COTABATO City, Philippines - Nine commuters were killed after a passenger van collided with a dump truck along a highway in Parang, Maguindanao on Sunday afternoon.
Mayor Ibrahim Ibay, chairman of the Parang municipal disaster risk management and mitigation council, said that both vehicles were maneuvering a dangerous curve of the Secretary Narciso Ramos Highway when the accident happened.
Ibay said the van bearing license plate number MEE 797, was bound for Pagadian City while the Blue dump truck, was en route to a sand and gravel quarry in nearby Sultan Kudarat town, also in Maguindanao.
Four of the nine fatalities were identified as Virginia Sinarillos, Mike Mokkamad, Nurhaya Baliodong at Jovergen Sinarillos.
“Two of the van passengers died on the spot, while the other fatalaties succumbed while being transported to the hospital by our ambulances,†Ibay told The Star.
Ibay and the provincial director of the Maguindanao police, Senior Superintendent Rodelio Jocson, both said that the nine van passengers killed in the collision died from injuries in the head and torsos.
Jocson said 15 injured van passengers and hitchhikers that boarded the dump truck were rushed to different hospitals.

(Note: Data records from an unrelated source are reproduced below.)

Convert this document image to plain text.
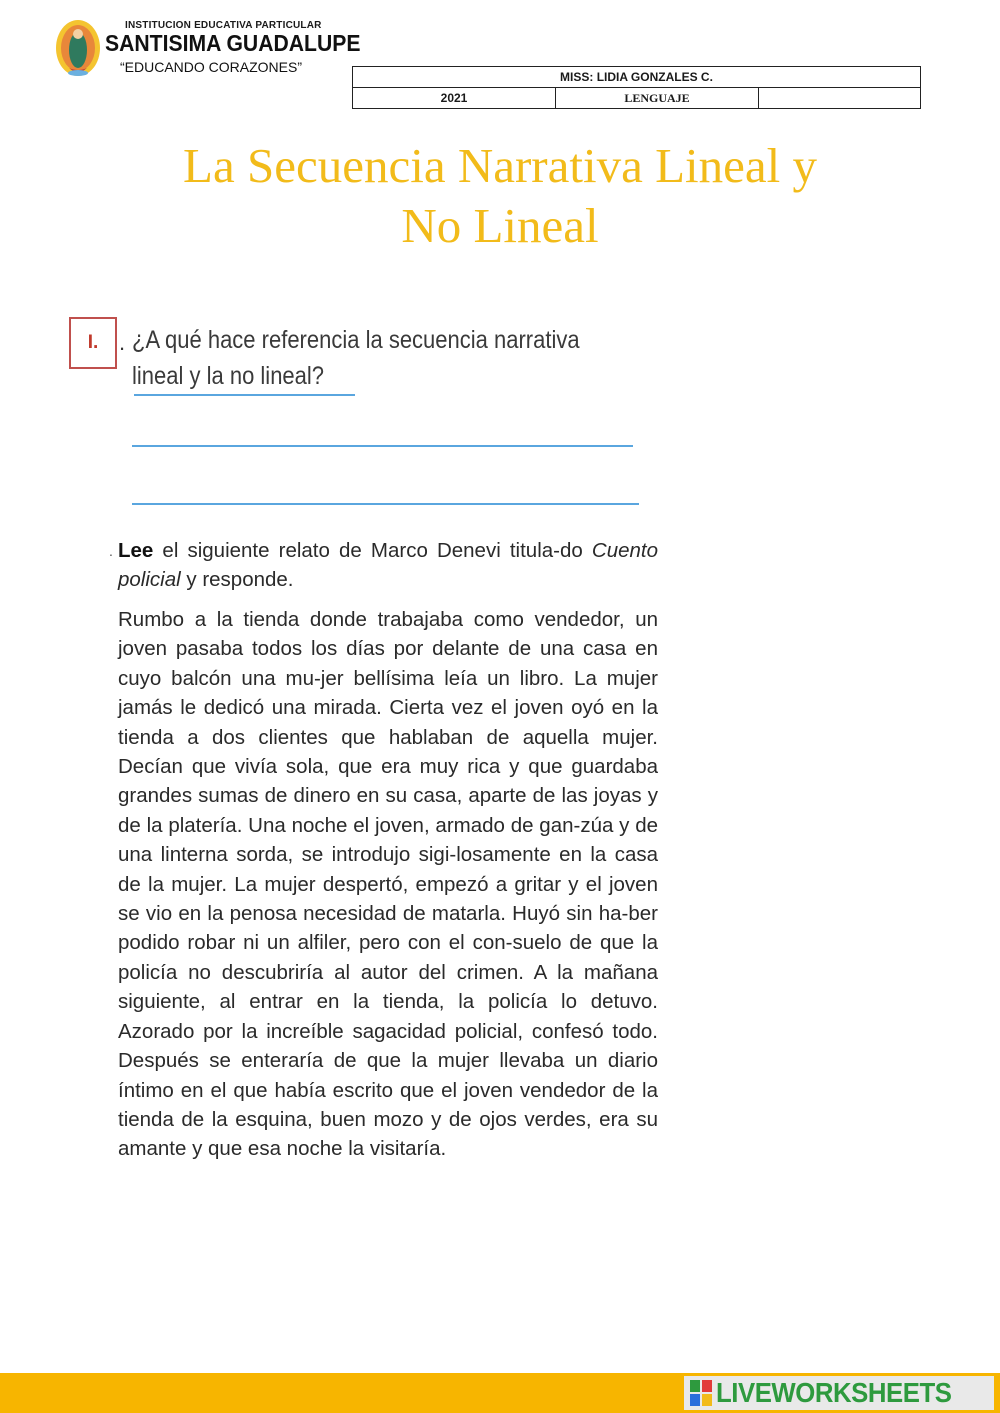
INSTITUCION EDUCATIVA PARTICULAR
SANTISIMA GUADALUPE
“EDUCANDO CORAZONES”
MISS: LIDIA GONZALES C.
2021	LENGUAJE	
La Secuencia Narrativa Lineal y
No Lineal
I. . ¿A qué hace referencia la secuencia narrativa lineal y la no lineal?
. Lee el siguiente relato de Marco Denevi titula-do Cuento policial y responde.
Rumbo a la tienda donde trabajaba como vendedor, un joven pasaba todos los días por delante de una casa en cuyo balcón una mu-jer bellísima leía un libro. La mujer jamás le dedicó una mirada. Cierta vez el joven oyó en la tienda a dos clientes que hablaban de aquella mujer. Decían que vivía sola, que era muy rica y que guardaba grandes sumas de dinero en su casa, aparte de las joyas y de la platería. Una noche el joven, armado de gan-zúa y de una linterna sorda, se introdujo sigi-losamente en la casa de la mujer. La mujer despertó, empezó a gritar y el joven se vio en la penosa necesidad de matarla. Huyó sin ha-ber podido robar ni un alfiler, pero con el con-suelo de que la policía no descubriría al autor del crimen. A la mañana siguiente, al entrar en la tienda, la policía lo detuvo. Azorado por la increíble sagacidad policial, confesó todo. Después se enteraría de que la mujer llevaba un diario íntimo en el que había escrito que el joven vendedor de la tienda de la esquina, buen mozo y de ojos verdes, era su amante y que esa noche la visitaría.
LIVEWORKSHEETS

They were identified as Tony Tabanso, Tommy Bagsi, Sherwin Padasil, Mary Joy Taha, Papajia Gio, Layson Salvacion, Mohaiden Salik, Faith Traya, Mario Jiamra, Nor Lu-awan, Manny Tabanan, Joan Sinarillos, Rowena Herojala, Grace Hinabi, Sherlyn Naraño and her two grade school children.
The incident was Central Mindanao’s second this month.

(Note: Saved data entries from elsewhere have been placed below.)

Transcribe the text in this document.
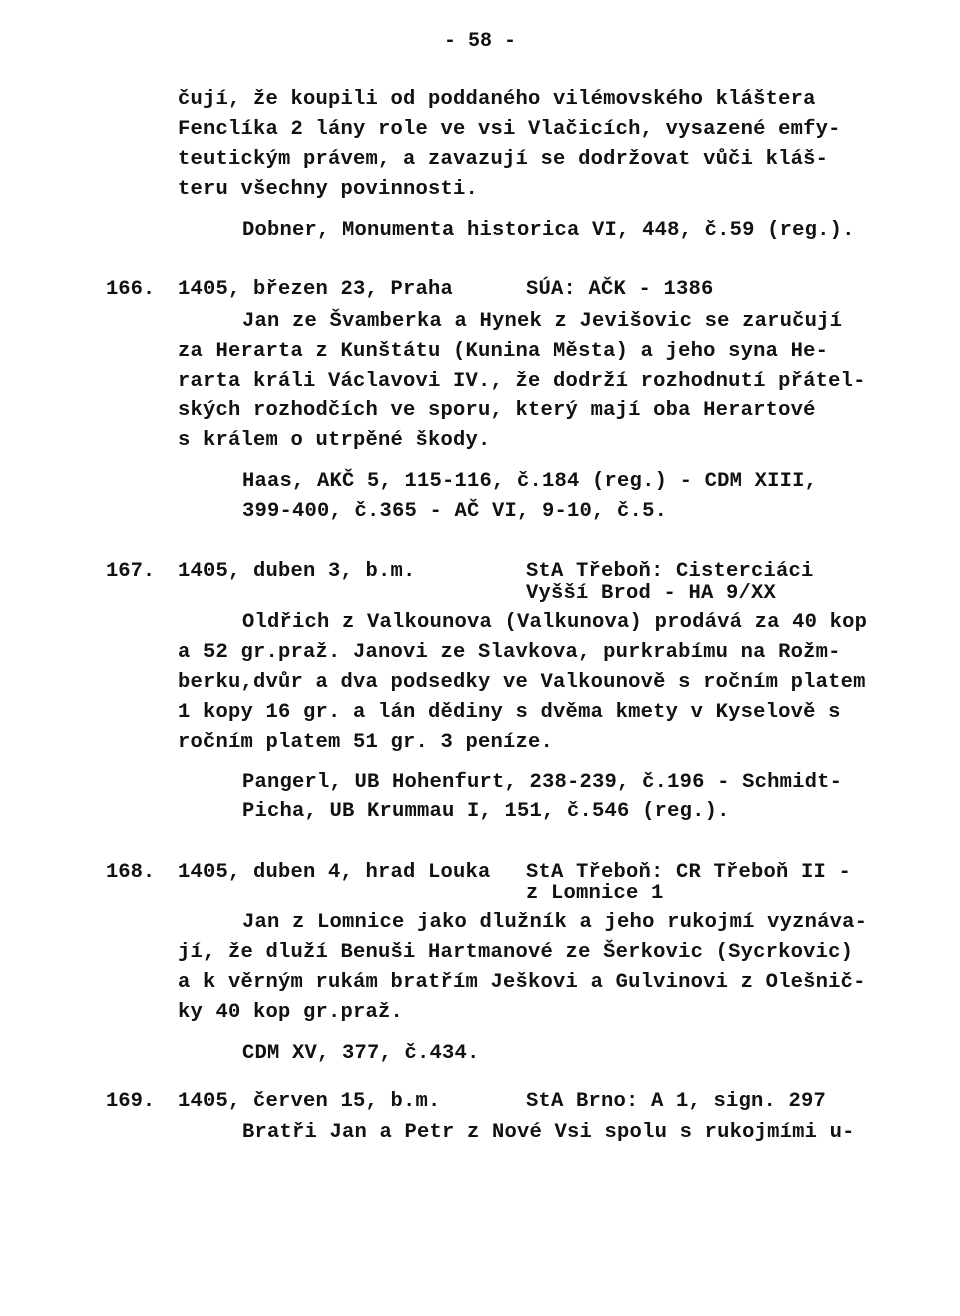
- 58 -
čují, že koupili od poddaného vilémovského kláštera
Fenclíka 2 lány role ve vsi Vlačicích, vysazené emfy-
teutickým právem, a zavazují se dodržovat vůči kláš-
teru všechny povinnosti.
Dobner, Monumenta historica VI, 448, č.59 (reg.).
166. 1405, březen 23, Praha	SÚA: AČK - 1386
Jan ze Švamberka a Hynek z Jevišovic se zaručují
za Herarta z Kunštátu (Kunina Města) a jeho syna He-
rarta králi Václavovi IV., že dodrží rozhodnutí přátel-
ských rozhodčích ve sporu, který mají oba Herartové
s králem o utrpěné škody.
Haas, AKČ 5, 115-116, č.184 (reg.) - CDM XIII,
399-400, č.365 - AČ VI, 9-10, č.5.
167. 1405, duben 3, b.m.	StA Třeboň: Cisterciáci
Vyšší Brod - HA 9/XX
Oldřich z Valkounova (Valkunova) prodává za 40 kop
a 52 gr.praž. Janovi ze Slavkova, purkrabímu na Rožm-
berku,dvůr a dva podsedky ve Valkounově s ročním platem
1 kopy 16 gr. a lán dědiny s dvěma kmety v Kyselově s
ročním platem 51 gr. 3 peníze.
Pangerl, UB Hohenfurt, 238-239, č.196 - Schmidt-
Picha, UB Krummau I, 151, č.546 (reg.).
168. 1405, duben 4, hrad Louka StA Třeboň: CR Třeboň II -
z Lomnice 1
Jan z Lomnice jako dlužník a jeho rukojmí vyznáva-
jí, že dluží Benuši Hartmanové ze Šerkovic (Sycrkovic)
a k věrným rukám bratřím Ješkovi a Gulvinovi z Olešnič-
ky 40 kop gr.praž.
CDM XV, 377, č.434.
169. 1405, červen 15, b.m.	StA Brno: A 1, sign. 297
Bratři Jan a Petr z Nové Vsi spolu s rukojmími u-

Nine passengers of an air-conditioned van carrying nursing students bound for Pikit, North Cotabato from Cotabato City for a public health nursing exposure were killed in an accident involving two other vehicles.
The van collided head-on with a jeepney while its driver was maneuvering a sharp curve of the Cotabato-Davao Highway in Barangay Takepan in Pikit and slammed into an approaching Army 6x6 truck full of soldiers coming from the opposite direction of the highway.
Local officials in Central Mindanao, alarmed by the two deadly accidents, the region’s worst in recent years, have called on authorities to impose measures to prevent more accidents.
Cause-oriented groups have also called on operators of passengers van to have their drivers tested for drugs periodically and have their eye sights checked by ophthalmologists to determine their visual fitness to drive passenger vehicles.